Vicky Williams said, through his sports career, her son met President Barack Obama, celebrities and athletes. He has traveled to other countries and was able to buy his mom a home.
D.J. paused to reflect at the dinner. “I don’t remember having aspirations. I had that fear of going home. I believe everyone has a purpose in life. When you are young, you (have) dreams of where you want to be. Fear can sometimes get in the way of those dreams. That’s what we don’t want to happen to these children,” he said.

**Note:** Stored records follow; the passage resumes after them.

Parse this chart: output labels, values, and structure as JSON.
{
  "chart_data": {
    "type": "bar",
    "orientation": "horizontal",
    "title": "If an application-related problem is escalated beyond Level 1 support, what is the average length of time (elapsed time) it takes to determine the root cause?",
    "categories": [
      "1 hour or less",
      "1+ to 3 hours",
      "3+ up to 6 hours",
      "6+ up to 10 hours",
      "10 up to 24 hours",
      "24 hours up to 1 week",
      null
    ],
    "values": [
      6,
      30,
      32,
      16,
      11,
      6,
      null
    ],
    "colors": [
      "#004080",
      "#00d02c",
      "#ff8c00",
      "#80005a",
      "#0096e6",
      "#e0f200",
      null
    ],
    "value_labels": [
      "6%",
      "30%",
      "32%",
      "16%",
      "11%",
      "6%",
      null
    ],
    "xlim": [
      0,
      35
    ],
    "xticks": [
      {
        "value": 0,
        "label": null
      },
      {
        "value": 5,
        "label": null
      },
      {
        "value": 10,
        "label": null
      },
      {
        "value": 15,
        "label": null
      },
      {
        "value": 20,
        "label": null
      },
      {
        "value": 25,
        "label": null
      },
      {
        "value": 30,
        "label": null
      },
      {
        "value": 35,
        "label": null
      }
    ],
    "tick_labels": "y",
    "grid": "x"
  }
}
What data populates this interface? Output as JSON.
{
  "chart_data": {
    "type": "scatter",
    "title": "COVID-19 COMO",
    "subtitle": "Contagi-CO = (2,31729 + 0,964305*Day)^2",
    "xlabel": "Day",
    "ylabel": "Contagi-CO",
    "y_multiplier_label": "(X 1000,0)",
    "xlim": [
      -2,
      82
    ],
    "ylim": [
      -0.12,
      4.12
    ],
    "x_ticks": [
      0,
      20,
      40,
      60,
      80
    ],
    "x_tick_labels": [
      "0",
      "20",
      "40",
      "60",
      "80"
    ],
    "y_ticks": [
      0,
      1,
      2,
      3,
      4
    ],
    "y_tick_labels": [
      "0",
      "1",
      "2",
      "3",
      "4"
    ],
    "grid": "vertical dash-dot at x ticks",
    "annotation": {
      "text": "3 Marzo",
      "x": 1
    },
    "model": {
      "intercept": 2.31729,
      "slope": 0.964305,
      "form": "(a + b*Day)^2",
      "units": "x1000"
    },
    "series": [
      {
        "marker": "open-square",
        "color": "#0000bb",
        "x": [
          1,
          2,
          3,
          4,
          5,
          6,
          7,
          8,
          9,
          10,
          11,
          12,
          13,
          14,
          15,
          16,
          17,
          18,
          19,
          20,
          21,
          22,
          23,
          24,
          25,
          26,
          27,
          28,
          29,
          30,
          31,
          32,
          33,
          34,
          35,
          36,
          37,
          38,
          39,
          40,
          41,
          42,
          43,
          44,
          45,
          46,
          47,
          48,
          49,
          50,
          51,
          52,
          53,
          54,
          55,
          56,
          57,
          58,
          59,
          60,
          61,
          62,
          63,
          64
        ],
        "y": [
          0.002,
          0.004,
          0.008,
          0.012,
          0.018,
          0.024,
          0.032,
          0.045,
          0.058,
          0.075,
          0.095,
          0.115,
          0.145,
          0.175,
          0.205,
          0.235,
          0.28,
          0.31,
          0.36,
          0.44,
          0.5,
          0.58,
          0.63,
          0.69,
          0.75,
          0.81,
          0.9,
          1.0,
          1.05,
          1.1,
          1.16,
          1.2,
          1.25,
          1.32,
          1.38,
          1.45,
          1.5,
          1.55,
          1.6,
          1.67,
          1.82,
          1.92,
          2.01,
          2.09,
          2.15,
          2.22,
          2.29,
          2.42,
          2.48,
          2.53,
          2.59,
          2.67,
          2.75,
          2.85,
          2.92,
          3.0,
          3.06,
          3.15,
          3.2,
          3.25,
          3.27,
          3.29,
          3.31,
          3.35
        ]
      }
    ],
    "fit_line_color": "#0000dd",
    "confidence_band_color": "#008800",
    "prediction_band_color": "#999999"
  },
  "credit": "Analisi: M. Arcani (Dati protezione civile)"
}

D.J. remembered a woman at the shelter who gave her time and let the family know she was there for them and cared. He said children at the shelter may not know they have a purpose in life, but, with support, they have a chance to find out.
“I’m living proof that, when you help someone, they can see that dream and go get it,” D.J. Williams said.
The Open Arms Shelter in Lonoke County has been open since 1986, offering a safe place day or night for children newborn to 18 years old to escape abuse. The shelter’s 24 beds are filled most nights, according to Rhonda House, financial support coordinator.
Open Arms Shelter receives funding to cover 15 beds and partial funding for the other nine. The shelter has been absorbing the cost of the nine beds and needs to bridge the funding gap until their contract is rewritten next year.
The shelter has launched an online fundraising campaign through their website at www.openarmsshelter.org.